5. The lane attribute generation system according to claim 4, wherein, The first vector encoding block includes: M concatenated first Transformer layers, where M is a positive integer. The first Transformer layers employ an in-instance attention mechanism. The M concatenated first Transformer layers are used to receive the embedded representation of the vector features of the lane, and to assign values ​​to the blank label embeddings according to the vector embedding, the type embedding, the instance embedding, and the position embedding. The second vector encoding block includes: N concatenated second Transformer layers, where N is a positive integer. The second Transformer layers employ an inter-instance attention mechanism. The N concatenated second Transformer layers are used to perform secondary assignment on the label embedding based on the vector embedding, the type embedding, the instance embedding, and the position embedding, forming a label embedding that corresponds one-to-one with the vector features and using it as an index for each vector feature to obtain a vector encoding result containing lane information.

6. The lane attribute generation system according to any one of claims 1-5, wherein, The lane attribute data output by the large language model is driving rules in text format; The lane attribute generation system also includes a JSON decoder, with the input layer connected to the output layer of the large language model, to restore the lane attribute data from text format to JSON format.

7. A method for creating lane attributes, wherein, It is applied to a lane attribute creation system, which includes a map element encoder and a large language model, wherein the output layer of the map element encoder is connected to the input layer of the large language model; the lane attribute creation method includes: Receive multimodal data, the multimodal data including at least one of image encoding results and text encoding results, and a vectorized map; The vectorized map is processed using the map element encoder to obtain a vector encoding result, wherein the vectorized map uses vector features to represent map elements, including lanes; and The image encoding result and text encoding result, as well as the vector encoding result, are processed using the large language model to generate lane attribute data, wherein the lane attribute data includes vehicle driving rules and the correspondence between driving rules and lanes.

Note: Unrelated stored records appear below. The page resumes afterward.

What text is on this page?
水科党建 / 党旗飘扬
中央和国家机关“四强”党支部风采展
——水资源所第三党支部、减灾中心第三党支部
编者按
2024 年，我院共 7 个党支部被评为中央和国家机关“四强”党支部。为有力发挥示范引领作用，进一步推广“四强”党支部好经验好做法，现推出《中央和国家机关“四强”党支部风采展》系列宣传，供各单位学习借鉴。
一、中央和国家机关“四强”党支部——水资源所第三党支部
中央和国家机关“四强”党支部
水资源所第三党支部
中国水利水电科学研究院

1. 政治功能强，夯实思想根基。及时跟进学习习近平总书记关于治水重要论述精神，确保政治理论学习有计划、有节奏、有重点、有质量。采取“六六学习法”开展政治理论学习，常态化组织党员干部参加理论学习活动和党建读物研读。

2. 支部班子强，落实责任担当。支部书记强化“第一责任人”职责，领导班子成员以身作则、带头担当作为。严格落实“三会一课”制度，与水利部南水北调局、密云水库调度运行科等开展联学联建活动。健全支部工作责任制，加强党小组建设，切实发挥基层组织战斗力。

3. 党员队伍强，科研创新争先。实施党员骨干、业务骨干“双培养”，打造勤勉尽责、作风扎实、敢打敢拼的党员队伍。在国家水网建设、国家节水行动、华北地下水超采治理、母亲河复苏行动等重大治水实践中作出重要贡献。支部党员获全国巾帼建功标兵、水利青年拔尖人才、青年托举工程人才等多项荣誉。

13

8. The method for creating lane attributes according to claim 7, wherein, The process of using the large language model to process at least one of the image encoding results and text encoding results, as well as the vector encoding results, to generate lane attribute data includes: The image encoding results and / or text encoding results are processed using the large language model to extract driving rule features; The vector encoding results are processed using the large language model to extract lane information features; and The driving rule features are matched with the lane information features using the large language model to generate the lane attribute data.

9. The method for creating lane attributes according to claim 7 or 8, wherein, The map element encoder includes: an embedding layer, a first vector encoding block, and a second vector encoding block connected in sequence; wherein processing the vectorized map using the map element encoder to obtain vector encoding results includes: The embedding layer is used to convert the vector features of lanes in the vectorized map into an embedded representation; and The embedding representation of vector features is encoded using the first vector coding block and the second vector coding block to form a vector coding result containing lane information.

10. A computer program product comprising a computer program, wherein, When the computer program is executed by a processor, it implements the steps of the method according to any one of claims 7 to 9.

11. A computer-readable storage medium, wherein, The computer-readable storage medium stores computer-executable instructions, which, when executed by a processor, implement the steps of the method as described in any one of claims 7 to 9.